Divided Views On Black Rhino Vote
The Namibian (Windhoek)
October 12, 2004
Posted to the web October 12, 2004

Absalom Shigwedha

THERE has been a mixed response to the decision by Cites to lift the global ban on hunting the black rhino.

Last week, the Convention on International Trade in Endangered Species, meeting in Bangkok, Thailand, decided to lift a ban on hunting the rare black rhino in Namibia and South Africa - a move some say is too early as the lumbering beast is still recovering from being close to extinction.

In terms of the decision, Namibia and South Africa will be able to trophy hunt five black rhinos every year.

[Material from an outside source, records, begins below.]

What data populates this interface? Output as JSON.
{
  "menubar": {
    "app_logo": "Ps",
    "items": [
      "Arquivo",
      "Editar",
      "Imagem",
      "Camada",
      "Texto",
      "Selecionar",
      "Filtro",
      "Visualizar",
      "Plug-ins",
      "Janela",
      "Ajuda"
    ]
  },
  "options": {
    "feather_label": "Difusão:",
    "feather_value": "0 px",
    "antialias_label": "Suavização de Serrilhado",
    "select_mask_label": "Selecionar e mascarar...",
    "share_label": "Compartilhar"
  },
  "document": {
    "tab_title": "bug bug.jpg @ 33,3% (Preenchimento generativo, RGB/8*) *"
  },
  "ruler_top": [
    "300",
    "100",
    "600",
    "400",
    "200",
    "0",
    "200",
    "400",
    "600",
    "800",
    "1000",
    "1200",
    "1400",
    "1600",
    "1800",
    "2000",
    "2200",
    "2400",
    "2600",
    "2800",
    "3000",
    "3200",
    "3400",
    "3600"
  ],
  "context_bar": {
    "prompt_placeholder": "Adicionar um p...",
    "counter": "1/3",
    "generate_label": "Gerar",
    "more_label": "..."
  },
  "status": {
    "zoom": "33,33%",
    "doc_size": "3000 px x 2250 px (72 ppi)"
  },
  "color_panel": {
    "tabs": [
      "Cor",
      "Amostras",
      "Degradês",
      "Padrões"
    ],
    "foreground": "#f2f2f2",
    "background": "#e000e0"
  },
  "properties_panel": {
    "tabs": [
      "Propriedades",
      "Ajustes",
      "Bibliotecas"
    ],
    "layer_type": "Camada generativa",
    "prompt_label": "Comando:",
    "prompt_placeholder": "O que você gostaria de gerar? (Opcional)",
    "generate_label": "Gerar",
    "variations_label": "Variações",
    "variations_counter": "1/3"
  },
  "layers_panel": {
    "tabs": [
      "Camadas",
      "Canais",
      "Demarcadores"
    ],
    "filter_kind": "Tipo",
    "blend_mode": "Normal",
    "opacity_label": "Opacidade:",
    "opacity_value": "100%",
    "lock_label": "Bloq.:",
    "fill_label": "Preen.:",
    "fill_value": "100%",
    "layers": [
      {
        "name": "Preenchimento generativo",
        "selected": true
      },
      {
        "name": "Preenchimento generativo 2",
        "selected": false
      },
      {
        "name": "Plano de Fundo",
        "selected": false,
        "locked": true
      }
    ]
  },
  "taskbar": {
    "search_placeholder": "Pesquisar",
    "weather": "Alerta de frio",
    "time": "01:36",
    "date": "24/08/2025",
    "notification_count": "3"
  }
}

Dave Joubert, the Vice Chairperson of the Wildlife Society of Namibia (WSN) said the harvesting of the black rhino should be allowed if it was sustainable, did not endanger the population in any way and if the proceeds were used to further the aims of conservation in Namibia.

Save The Rhino Trust, which protects the desert adapted black rhinos in western Namibia, declined to comment on the Cites decision.

Save the Rhino Trust Administration Officer, Michael Guiseb, said the organisation could not comment until the trust's management had met with the Ministry of Environment and Tourism on the matter next week.

Some animal rights groups, such as the London-based Born Free Foundation and the International Fund for Animal Welfare (IFAW) have opposed the lifting of the ban.

They say it will encourage poaching of the black rhino.

The Wildlife Society argues that while some tourists visit Namibia for game viewing, a large proportion also come to hunt.

"Allowing five black rhino to be shot for trophies would not reduce the game viewing potential of Namibia, since the take-off is low," said Joubert.

Only old male black rhinos, which are no longer breeding, will be targeted.

Revenue generated from trophy hunting will be put into the Game Products Trust Fund to sponsor community conservancies.